La postulación de Changuito para intendente nació como una broma, en una charla de café. Pero cuando los muchachos del partido se dieron cuenta de la simpatía que despertaba en el pueblo el cántico «se siente, se siente, Changuito intendente», comenzaron a tomarlo en serio. Es muy probable que nadie lo creyera capaz de gobernar. Digo más: es muy posible que Changuito, en el fondo, ya no le cayera bien a nadie. Pero pensar mal de Changuito era un pecado que nadie se atrevía a cometer. Y mostrarse efusivamente en su favor disipaba cualquier sospecha que uno pudiera despertar.
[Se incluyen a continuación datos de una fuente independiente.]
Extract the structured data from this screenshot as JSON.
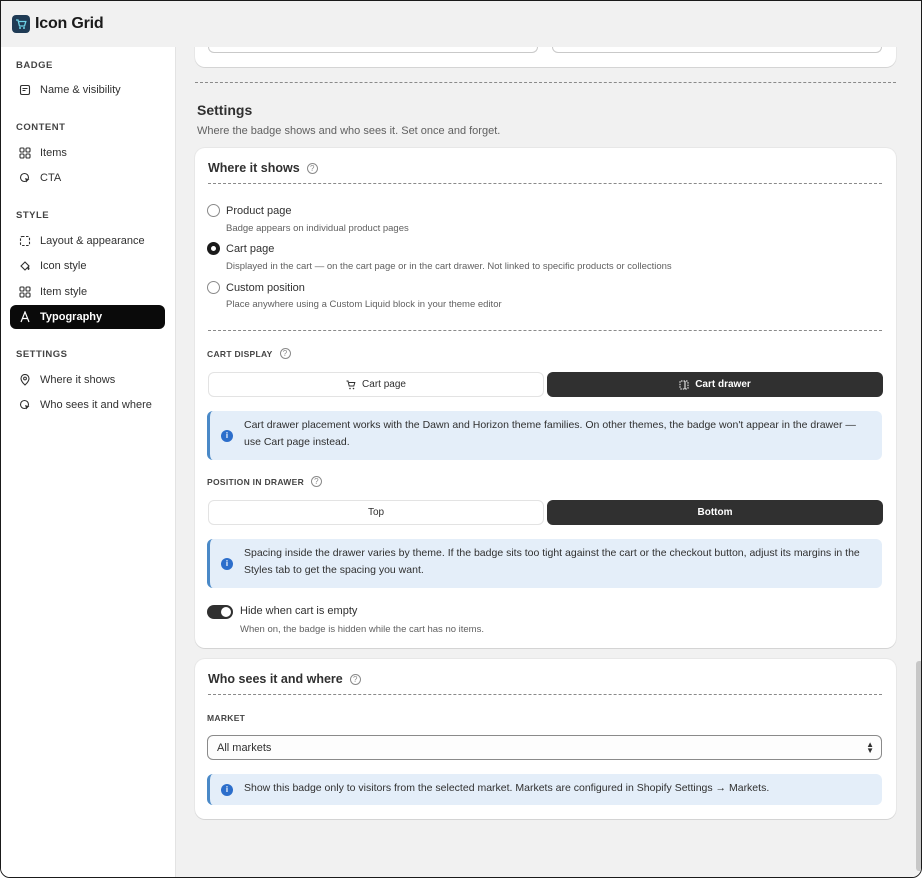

Por eso, cantar a viva voz «se siente, se siente, Changuito intendente», nos purgaba el alma de la iniquidad de haber tenido malos pensamientos para con Changuito, y poner su boleta en la urna se convirtió en una obligación moral.
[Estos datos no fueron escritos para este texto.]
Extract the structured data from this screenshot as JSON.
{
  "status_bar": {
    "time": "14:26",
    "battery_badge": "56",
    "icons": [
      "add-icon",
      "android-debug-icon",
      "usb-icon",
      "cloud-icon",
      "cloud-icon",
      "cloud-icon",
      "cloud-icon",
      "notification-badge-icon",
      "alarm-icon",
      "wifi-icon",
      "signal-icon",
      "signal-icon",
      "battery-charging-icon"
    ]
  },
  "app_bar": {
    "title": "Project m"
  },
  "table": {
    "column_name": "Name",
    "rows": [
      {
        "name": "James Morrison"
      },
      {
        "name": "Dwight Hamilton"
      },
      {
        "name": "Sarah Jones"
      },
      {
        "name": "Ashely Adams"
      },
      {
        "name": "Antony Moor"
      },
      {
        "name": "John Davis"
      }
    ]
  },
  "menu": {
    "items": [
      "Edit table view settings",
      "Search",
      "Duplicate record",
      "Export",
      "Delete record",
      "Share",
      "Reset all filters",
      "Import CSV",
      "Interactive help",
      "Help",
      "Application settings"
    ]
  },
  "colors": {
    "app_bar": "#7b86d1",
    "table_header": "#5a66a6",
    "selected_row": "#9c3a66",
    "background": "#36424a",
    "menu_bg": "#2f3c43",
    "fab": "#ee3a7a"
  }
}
Changuito arrasó en las elecciones. Y nosotros festejamos. Nuestra alegría era genuina. Ya no sentíamos culpa y nos dimos la oportunidad de volver a querer a Changuito, que festejaba junto a nosotros, su gente, bebiendo y abrazándose con todos, especialmente con las damas. Porque, pobre Changuito, por mucho que hubiera logrado, le faltaba el afecto de una mujer y nadie podía enojarse porque manoseara un rato a la del prójimo.
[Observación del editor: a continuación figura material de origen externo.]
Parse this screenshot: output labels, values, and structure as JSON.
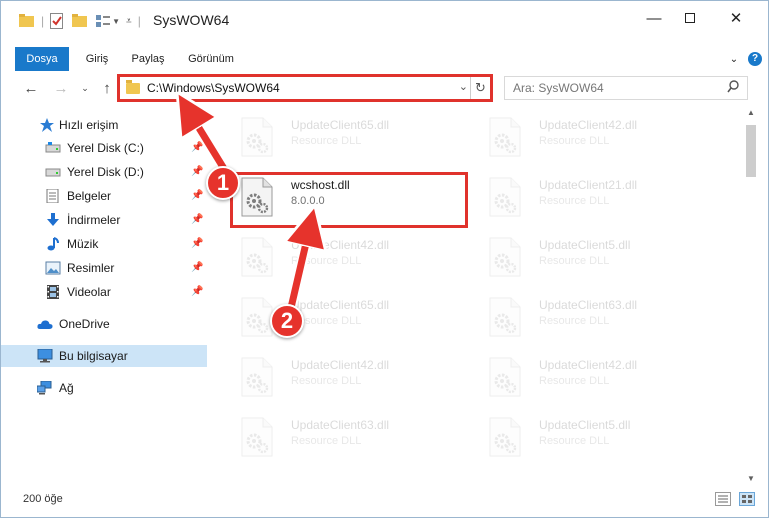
{
  "window": {
    "title": "SysWOW64"
  },
  "ribbon": {
    "tabs": [
      "Dosya",
      "Giriş",
      "Paylaş",
      "Görünüm"
    ]
  },
  "address": {
    "path": "C:\\Windows\\SysWOW64"
  },
  "search": {
    "placeholder": "Ara: SysWOW64"
  },
  "navpane": {
    "items": [
      {
        "label": "Hızlı erişim",
        "icon": "star-icon",
        "pinned": false
      },
      {
        "label": "Yerel Disk (C:)",
        "icon": "drive-icon",
        "pinned": true
      },
      {
        "label": "Yerel Disk (D:)",
        "icon": "drive-icon",
        "pinned": true
      },
      {
        "label": "Belgeler",
        "icon": "document-icon",
        "pinned": true
      },
      {
        "label": "İndirmeler",
        "icon": "download-icon",
        "pinned": true
      },
      {
        "label": "Müzik",
        "icon": "music-icon",
        "pinned": true
      },
      {
        "label": "Resimler",
        "icon": "pictures-icon",
        "pinned": true
      },
      {
        "label": "Videolar",
        "icon": "video-icon",
        "pinned": true
      },
      {
        "label": "OneDrive",
        "icon": "cloud-icon",
        "pinned": false
      },
      {
        "label": "Bu bilgisayar",
        "icon": "computer-icon",
        "pinned": false,
        "selected": true
      },
      {
        "label": "Ağ",
        "icon": "network-icon",
        "pinned": false
      }
    ]
  },
  "files": [
    {
      "name": "UpdateClient65.dll",
      "type": "Resource DLL"
    },
    {
      "name": "UpdateClient42.dll",
      "type": "Resource DLL"
    },
    {
      "name": "wcshost.dll",
      "type": "8.0.0.0",
      "highlighted": true
    },
    {
      "name": "UpdateClient21.dll",
      "type": "Resource DLL"
    },
    {
      "name": "UpdateClient42.dll",
      "type": "Resource DLL"
    },
    {
      "name": "UpdateClient5.dll",
      "type": "Resource DLL"
    },
    {
      "name": "UpdateClient65.dll",
      "type": "Resource DLL"
    },
    {
      "name": "UpdateClient63.dll",
      "type": "Resource DLL"
    },
    {
      "name": "UpdateClient42.dll",
      "type": "Resource DLL"
    },
    {
      "name": "UpdateClient42.dll",
      "type": "Resource DLL"
    },
    {
      "name": "UpdateClient63.dll",
      "type": "Resource DLL"
    },
    {
      "name": "UpdateClient5.dll",
      "type": "Resource DLL"
    }
  ],
  "status": {
    "count": "200 öğe"
  },
  "annotations": {
    "step1": "1",
    "step2": "2"
  },
  "colors": {
    "accent": "#1979ca",
    "highlight": "#e0322c",
    "selected": "#cce4f7"
  }
}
Tan poco duró nuestra algarabía como tan poco Changuito siguió siendo Changuito y pasó a ser «el sorete del intendente». Estableció impuestos desorbitantes y caprichosos, metió sistemática e impunemente una y otra vez la mano en las arcas estatales, violó de todas las formas posibles a la Constitución Nacional... en fin, no dejó una sola maldad sin hacer ni una sola estupidez sin realizar. Pero no fue por todo esto que los poco más de dos mil habitantes del pueblo lo comenzaron a detestar abiertamente y ya sin remordimientos. No, no. Changuito se convirtió en «el sorete del intendente» el día que lo vieron pasear por Buenos Aires con el pecho hinchado, el paso firme, la voz contundente, el tono arrogante, la mirada soberbia, y, lo peor de todo: pagando. Changuito desembolsaba de una billetera abultada fajos de billetes relucientes que repugnantemente utilizaba para pagar cosas. Sí, el mismo que cada invierno recibía como ofrenda una bufanda nueva tejida por Doña Emilia, ahora estaba con la frente alta comprándose una campera importada en una tienda muy copetuda del centro. El que ahora cenaba con una señorita muy sensual en Puerto Madero y no solo invitaba, sino que hasta dejaba propina, es el mismo que aceptaba el guiso de arroz que le hacía la viuda de Armando y los manoseos que su hija, «La Lauchita», le propiciaba por debajo de la mesa. El mismo que con ojos húmedos se hacía regalar cinco litros de nafta en la estación del pueblo, ahora pedía que le llenaran el tanque y le limpiaran los vidrios.


Changuito resultó un hijo de puta, esto lo reconocen todos. Hasta Pedrito, que apenas se lo escucha hablar, y mucho menos insultar, se toma una licencia para referirse como corresponde al sorete del intendente. Pobre Pedrito, tan buen muchacho y tantos problemas que tiene con su familia. El padre alcohólico, la madre enferma, los hermanitos chiquitos... En el pueblo lo queremos mucho. Tanto, que en algunos rincones algunos vecinos están comenzando a cantar «se siente, se siente, Pedrito intendente».